I tell that story because our friendship with Jennifer was made and developed in the church. At the end of the day, the church is about relationships. One of the sweetest sentences in scripture is when Jesus says to his disciples, "No longer do I call you servants; now I call you friends." The “beloved community” that is the goal of gospel life is not so much about getting orthodoxy right as it is about nurturing friendships. It certainly is possible to make and have great friends outside of the church. But there is a distinctive character and depth to friendships born in the crucible of seeking to learn and live the gospel together, special ties and unique dimensions to friendships in the church that fasten us to one another in profound ways that sometimes are not fully evident until the rough patches in our lives arise.
With the coming of September and another new season in our congregational life, I want to encourage you consciously to seek and to deepen friendships with other members of the church. Let the church be a seedbed for your friendships. In no way am I calling us to roll back our outreach into the community or our mission efforts. I am not suggesting that you should not have friendships beyond the church.
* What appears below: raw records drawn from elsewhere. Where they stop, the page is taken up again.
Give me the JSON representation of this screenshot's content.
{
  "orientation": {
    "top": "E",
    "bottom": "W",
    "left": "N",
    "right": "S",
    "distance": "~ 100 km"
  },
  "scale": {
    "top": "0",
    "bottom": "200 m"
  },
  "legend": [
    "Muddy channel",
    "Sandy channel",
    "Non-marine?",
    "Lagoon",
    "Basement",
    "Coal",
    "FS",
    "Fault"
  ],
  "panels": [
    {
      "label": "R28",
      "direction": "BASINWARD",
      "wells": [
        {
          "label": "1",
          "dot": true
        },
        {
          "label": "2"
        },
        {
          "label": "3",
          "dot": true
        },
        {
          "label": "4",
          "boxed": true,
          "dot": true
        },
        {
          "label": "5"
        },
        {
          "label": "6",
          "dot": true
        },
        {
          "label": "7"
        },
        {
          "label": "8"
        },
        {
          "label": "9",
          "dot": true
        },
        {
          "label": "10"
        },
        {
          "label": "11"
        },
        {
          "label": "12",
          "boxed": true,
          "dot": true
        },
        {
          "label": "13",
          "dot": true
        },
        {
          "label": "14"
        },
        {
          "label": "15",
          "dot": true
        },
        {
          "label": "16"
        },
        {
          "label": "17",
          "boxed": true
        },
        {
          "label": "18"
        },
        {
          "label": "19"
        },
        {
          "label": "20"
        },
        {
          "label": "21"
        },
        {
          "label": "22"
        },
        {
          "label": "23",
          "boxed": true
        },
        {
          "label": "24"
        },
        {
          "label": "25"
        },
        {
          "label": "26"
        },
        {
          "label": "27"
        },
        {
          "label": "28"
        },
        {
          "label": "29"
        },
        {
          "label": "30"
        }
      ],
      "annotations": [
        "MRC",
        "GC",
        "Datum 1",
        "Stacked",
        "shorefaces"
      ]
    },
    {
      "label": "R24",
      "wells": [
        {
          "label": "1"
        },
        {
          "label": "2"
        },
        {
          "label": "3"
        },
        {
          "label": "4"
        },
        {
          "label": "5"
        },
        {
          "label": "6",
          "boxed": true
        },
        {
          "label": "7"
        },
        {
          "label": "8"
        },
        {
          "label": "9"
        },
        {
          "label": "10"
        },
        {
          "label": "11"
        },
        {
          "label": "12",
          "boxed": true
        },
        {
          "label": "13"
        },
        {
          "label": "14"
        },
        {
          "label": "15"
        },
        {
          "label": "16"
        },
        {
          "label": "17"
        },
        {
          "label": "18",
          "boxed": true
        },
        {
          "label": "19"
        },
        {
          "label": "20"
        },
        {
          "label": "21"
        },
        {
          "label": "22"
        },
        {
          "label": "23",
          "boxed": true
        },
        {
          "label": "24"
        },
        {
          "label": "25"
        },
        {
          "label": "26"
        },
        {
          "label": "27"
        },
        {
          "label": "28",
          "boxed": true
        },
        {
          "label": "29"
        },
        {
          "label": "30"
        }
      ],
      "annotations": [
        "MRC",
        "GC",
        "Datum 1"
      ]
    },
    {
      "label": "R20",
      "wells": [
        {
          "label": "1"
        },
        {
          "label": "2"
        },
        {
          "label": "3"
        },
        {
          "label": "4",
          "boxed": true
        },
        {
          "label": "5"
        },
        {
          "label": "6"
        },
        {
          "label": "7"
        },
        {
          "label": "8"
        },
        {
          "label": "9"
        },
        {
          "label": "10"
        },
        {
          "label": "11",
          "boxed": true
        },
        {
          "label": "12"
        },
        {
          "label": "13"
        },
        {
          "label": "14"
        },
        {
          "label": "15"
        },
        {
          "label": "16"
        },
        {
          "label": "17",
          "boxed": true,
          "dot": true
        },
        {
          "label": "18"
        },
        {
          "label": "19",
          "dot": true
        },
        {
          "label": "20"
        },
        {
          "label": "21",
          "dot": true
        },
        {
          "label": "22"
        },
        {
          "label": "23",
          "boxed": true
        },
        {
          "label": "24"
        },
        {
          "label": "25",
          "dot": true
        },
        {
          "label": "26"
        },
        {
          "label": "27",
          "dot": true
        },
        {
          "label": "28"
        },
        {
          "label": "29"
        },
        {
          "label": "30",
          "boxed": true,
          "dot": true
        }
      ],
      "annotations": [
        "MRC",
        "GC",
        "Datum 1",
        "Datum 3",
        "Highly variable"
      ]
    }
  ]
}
I simply am claiming that one of the greatest gifts offered by membership in the church is the gift of transcendent friendship, a gift sometimes overlooked or taken for granted.
We need to work at these friendships. We need to avail ourselves of opportunities to get to know each other past the Sunday morning pew. Participate in church life beyond worship. Invite someone you do not know very well to dinner. The treasure-trove in doing so is that friendships formed within the church help us to center our lives in ways that make us more just, compassionate, and sensitive to the “bigger picture” of life. Friendships fostered within the church have a greater chance of allowing us to be our own true selves. Friendships created within the church find ways to endure across the years even when distance and year separate us. (Witness Kim's friendship and mine with Jennifer.) Friendships developed within the church are likely to encourage greater expansiveness in our thinking since they are based on love that is deeper than theological or social affinities. Thus we are freed to disagree and to differ, and thereby to learn, without fear of jeopardizing our friendships. Then, too, this is true: When we delight in caring for each other and spending time together within the church, we are more likely also to befriend the world beyond the church in ways that make for peace and hope.